Still, the obstacles were daunting. Yes, I had left the State Department with some of the highest approval ratings of anyone in public life—one poll from the Wall Street Journal and NBC News in January 2013 put me at 69 percent. I was also the most admired woman in the world, according to the annual Gallup poll. Ah, the good old days.

But I knew that my high approval rating was partly because Republicans had been willing to work with me when I was Secretary and praised my service. They had trained their fire on President Obama and largely left me alone. Also, the press corps covering me in those years genuinely cared about the work of diplomacy and the issues I dealt with, which meant the news coverage of my work was substantive and, for the most part, accurate. I knew it would be different if I ran for President again. And as Bill said—and history supported—the country’s perennial desire for change would make it hard for any Democrat to win, especially one like me who was closely tied to the current administration.
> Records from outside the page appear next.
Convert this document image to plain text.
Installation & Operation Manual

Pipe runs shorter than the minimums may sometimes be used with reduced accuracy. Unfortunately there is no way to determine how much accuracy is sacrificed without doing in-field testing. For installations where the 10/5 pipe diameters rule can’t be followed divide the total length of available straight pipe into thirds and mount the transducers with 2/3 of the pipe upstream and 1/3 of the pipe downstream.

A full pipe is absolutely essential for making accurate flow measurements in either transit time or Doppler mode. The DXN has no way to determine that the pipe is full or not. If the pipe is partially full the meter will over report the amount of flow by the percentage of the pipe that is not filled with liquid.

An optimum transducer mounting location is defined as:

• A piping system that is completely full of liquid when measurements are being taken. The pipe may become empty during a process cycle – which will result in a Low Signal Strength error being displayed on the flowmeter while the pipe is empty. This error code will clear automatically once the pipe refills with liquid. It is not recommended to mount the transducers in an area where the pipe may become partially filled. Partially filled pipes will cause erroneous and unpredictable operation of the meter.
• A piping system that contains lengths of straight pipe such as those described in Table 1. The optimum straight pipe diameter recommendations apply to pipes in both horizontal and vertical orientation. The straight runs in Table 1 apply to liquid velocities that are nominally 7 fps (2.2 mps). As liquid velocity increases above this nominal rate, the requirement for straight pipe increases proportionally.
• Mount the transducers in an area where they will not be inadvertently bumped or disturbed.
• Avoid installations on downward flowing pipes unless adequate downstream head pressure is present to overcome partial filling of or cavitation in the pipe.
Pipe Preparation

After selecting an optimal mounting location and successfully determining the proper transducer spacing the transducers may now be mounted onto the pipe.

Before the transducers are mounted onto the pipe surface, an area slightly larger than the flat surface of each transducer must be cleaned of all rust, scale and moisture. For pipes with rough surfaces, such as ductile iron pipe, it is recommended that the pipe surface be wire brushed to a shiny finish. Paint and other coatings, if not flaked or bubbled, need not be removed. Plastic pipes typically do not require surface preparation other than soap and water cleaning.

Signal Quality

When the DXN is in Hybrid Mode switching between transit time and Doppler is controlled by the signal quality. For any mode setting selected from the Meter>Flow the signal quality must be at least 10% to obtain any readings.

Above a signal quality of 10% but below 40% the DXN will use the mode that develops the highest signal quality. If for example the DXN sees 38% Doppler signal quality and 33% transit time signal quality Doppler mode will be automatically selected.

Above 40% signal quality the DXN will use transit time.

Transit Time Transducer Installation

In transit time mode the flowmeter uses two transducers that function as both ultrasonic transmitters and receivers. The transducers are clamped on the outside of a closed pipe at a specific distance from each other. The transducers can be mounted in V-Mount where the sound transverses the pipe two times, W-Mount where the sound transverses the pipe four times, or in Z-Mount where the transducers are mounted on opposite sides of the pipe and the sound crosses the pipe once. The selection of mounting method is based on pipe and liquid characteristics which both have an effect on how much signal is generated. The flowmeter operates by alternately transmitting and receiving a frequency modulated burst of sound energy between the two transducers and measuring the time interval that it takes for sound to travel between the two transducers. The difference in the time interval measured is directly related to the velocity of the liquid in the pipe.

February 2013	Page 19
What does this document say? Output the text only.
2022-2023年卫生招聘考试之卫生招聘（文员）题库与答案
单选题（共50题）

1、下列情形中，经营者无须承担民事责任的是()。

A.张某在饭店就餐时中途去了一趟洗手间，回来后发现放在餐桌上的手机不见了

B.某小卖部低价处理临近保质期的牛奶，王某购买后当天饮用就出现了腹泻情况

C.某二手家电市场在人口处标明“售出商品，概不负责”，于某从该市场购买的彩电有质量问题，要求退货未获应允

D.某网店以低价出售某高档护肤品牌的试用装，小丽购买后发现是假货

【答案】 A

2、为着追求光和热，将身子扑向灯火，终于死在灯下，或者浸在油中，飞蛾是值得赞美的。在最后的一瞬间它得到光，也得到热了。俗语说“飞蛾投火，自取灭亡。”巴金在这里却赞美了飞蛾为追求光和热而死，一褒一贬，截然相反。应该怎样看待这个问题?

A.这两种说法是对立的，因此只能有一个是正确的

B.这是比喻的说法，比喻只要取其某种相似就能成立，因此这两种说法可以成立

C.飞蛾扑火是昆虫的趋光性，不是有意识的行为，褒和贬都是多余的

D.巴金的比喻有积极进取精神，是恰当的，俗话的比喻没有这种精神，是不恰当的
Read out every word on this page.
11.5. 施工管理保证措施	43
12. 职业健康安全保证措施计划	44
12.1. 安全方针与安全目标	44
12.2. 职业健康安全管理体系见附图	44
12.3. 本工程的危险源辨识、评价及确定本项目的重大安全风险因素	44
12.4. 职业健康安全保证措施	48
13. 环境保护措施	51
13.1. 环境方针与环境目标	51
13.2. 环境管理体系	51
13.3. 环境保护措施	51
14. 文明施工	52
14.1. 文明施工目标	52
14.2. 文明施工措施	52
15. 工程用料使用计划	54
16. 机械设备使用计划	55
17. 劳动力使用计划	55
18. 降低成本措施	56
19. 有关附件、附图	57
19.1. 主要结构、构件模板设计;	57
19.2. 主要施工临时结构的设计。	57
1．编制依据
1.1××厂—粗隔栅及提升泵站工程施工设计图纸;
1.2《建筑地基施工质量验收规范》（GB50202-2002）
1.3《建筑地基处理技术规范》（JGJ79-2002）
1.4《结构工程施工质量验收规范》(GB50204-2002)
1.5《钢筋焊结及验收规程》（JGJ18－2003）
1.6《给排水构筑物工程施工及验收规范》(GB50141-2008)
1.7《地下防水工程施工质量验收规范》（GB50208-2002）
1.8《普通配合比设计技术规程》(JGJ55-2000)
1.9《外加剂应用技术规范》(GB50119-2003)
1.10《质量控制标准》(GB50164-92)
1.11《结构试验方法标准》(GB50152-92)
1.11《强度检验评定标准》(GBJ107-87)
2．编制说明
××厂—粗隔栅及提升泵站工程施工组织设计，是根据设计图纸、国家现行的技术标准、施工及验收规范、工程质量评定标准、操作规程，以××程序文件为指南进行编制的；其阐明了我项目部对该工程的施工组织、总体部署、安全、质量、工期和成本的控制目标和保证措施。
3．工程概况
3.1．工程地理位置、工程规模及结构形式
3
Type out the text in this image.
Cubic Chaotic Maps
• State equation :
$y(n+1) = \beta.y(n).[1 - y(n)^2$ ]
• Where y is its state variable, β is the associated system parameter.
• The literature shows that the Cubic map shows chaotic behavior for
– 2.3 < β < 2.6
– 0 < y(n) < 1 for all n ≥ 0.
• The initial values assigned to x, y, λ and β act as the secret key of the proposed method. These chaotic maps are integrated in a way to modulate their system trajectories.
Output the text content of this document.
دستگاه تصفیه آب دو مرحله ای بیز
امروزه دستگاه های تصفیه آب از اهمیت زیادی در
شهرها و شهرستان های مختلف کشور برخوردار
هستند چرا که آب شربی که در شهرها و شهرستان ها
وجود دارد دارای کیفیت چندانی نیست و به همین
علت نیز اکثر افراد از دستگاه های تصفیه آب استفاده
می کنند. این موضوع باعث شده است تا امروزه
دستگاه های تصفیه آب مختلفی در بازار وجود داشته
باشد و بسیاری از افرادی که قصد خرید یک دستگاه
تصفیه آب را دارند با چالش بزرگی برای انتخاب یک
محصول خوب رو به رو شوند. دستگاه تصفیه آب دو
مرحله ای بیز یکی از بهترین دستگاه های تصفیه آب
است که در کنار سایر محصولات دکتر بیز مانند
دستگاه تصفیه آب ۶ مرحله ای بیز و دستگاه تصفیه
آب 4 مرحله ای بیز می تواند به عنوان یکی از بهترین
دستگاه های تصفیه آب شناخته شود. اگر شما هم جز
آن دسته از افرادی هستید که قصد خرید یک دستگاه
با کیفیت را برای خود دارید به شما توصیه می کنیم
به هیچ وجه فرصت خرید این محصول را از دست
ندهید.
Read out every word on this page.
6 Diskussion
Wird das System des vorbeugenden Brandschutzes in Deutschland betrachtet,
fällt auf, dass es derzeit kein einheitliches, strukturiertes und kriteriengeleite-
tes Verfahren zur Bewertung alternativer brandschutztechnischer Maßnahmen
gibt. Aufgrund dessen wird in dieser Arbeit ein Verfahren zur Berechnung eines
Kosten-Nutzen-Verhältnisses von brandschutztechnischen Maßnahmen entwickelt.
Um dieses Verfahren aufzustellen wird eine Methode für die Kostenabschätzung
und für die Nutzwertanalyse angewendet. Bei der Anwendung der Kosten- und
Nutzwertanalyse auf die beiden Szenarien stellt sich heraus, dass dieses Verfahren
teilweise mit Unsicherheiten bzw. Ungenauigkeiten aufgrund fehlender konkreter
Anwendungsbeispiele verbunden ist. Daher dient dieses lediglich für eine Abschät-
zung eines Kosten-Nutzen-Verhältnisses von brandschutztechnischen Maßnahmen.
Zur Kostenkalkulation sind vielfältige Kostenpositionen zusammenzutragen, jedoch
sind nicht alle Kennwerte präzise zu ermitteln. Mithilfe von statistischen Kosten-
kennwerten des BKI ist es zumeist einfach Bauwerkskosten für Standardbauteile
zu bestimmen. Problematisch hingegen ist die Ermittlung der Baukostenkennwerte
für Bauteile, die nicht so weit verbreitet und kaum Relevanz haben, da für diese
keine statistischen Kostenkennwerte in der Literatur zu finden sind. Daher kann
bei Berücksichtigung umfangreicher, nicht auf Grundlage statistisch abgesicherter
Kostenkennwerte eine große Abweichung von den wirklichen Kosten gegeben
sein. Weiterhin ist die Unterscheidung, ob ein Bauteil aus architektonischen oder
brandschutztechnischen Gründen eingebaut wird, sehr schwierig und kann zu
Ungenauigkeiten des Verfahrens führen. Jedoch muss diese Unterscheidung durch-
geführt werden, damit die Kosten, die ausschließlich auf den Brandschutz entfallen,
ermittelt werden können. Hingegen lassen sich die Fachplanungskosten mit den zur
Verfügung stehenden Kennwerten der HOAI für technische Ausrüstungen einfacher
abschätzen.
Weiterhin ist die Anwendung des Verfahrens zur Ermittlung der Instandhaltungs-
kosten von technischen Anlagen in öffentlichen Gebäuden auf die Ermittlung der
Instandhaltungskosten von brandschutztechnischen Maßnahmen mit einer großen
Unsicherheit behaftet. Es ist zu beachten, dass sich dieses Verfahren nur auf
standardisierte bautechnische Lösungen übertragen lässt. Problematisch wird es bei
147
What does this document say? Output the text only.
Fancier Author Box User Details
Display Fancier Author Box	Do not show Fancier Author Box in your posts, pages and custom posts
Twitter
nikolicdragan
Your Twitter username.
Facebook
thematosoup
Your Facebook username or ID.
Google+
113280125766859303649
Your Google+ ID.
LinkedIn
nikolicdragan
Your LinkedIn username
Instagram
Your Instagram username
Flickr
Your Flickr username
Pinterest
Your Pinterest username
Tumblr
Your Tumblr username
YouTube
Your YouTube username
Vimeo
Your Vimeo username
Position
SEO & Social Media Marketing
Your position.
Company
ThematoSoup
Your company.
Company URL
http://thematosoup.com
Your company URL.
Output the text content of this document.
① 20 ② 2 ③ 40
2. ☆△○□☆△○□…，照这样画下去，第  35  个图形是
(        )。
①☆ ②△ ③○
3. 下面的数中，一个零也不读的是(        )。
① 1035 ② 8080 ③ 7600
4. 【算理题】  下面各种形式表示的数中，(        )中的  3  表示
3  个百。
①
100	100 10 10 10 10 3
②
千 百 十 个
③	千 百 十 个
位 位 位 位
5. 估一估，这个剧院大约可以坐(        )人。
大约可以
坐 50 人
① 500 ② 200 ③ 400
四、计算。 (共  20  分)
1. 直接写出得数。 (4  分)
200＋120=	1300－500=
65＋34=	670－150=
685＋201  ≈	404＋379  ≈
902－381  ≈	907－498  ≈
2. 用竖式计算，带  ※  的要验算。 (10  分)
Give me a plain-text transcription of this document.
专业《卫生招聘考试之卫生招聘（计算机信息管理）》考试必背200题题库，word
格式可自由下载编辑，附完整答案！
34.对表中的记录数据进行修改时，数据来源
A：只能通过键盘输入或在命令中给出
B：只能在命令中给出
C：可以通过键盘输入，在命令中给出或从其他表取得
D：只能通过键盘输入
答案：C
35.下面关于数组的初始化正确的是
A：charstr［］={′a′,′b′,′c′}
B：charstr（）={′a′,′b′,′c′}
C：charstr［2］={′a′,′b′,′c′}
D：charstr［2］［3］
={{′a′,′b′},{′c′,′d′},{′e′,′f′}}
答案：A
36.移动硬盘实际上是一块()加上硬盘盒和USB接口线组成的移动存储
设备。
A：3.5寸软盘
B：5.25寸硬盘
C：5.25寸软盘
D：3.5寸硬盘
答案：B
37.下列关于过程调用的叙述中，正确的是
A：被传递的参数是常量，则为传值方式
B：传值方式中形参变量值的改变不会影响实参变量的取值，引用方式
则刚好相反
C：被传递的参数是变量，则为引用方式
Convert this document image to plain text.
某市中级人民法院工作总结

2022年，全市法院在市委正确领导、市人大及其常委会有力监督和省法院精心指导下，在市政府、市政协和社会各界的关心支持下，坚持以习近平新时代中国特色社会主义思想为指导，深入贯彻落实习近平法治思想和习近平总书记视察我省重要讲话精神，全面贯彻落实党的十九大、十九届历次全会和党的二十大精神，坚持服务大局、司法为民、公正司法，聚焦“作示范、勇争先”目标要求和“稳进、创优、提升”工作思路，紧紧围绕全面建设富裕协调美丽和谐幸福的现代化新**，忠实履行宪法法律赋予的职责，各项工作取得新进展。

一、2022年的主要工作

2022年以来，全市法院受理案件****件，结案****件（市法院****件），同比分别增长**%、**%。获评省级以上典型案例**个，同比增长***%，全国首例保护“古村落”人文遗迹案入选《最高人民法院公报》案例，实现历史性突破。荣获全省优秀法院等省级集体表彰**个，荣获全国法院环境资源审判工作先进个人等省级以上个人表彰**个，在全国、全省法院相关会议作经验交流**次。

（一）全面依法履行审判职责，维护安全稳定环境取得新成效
In 2014, President Obama’s approval rating was stuck in the low 40s. Despite the administration’s best efforts, the economic recovery was still anemic, with wages and real incomes stagnating for most Americans. The administration had botched the rollout of the new health care marketplaces, a centerpiece of the President’s signature legislative accomplishment, the Affordable Care Act. A new terrorist group, ISIS, was seizing territory in Iraq and Syria and beheading civilians live on the internet. There was even a terrifying Ebola epidemic in Africa that many Americans worried would jump to the United States. Thankfully, the Obama administration reacted swiftly to shore up our public health defenses and support Ebola response efforts in West Africa. Despite the facts, conservative partisans warned breathlessly—and with zero evidence—that ISIS terrorists would sneak across our southern border and bring Ebola with them. It was a right-wing conspiracy theory trifecta.

In the run-up to the 2014 midterms, Bill and I both campaigned hard across the country for endangered Democratic incumbents and competitive challengers. Late at night, we’d compare notes about the anger, resentment, and cynicism we were seeing, and the vicious Republican attacks fueling it.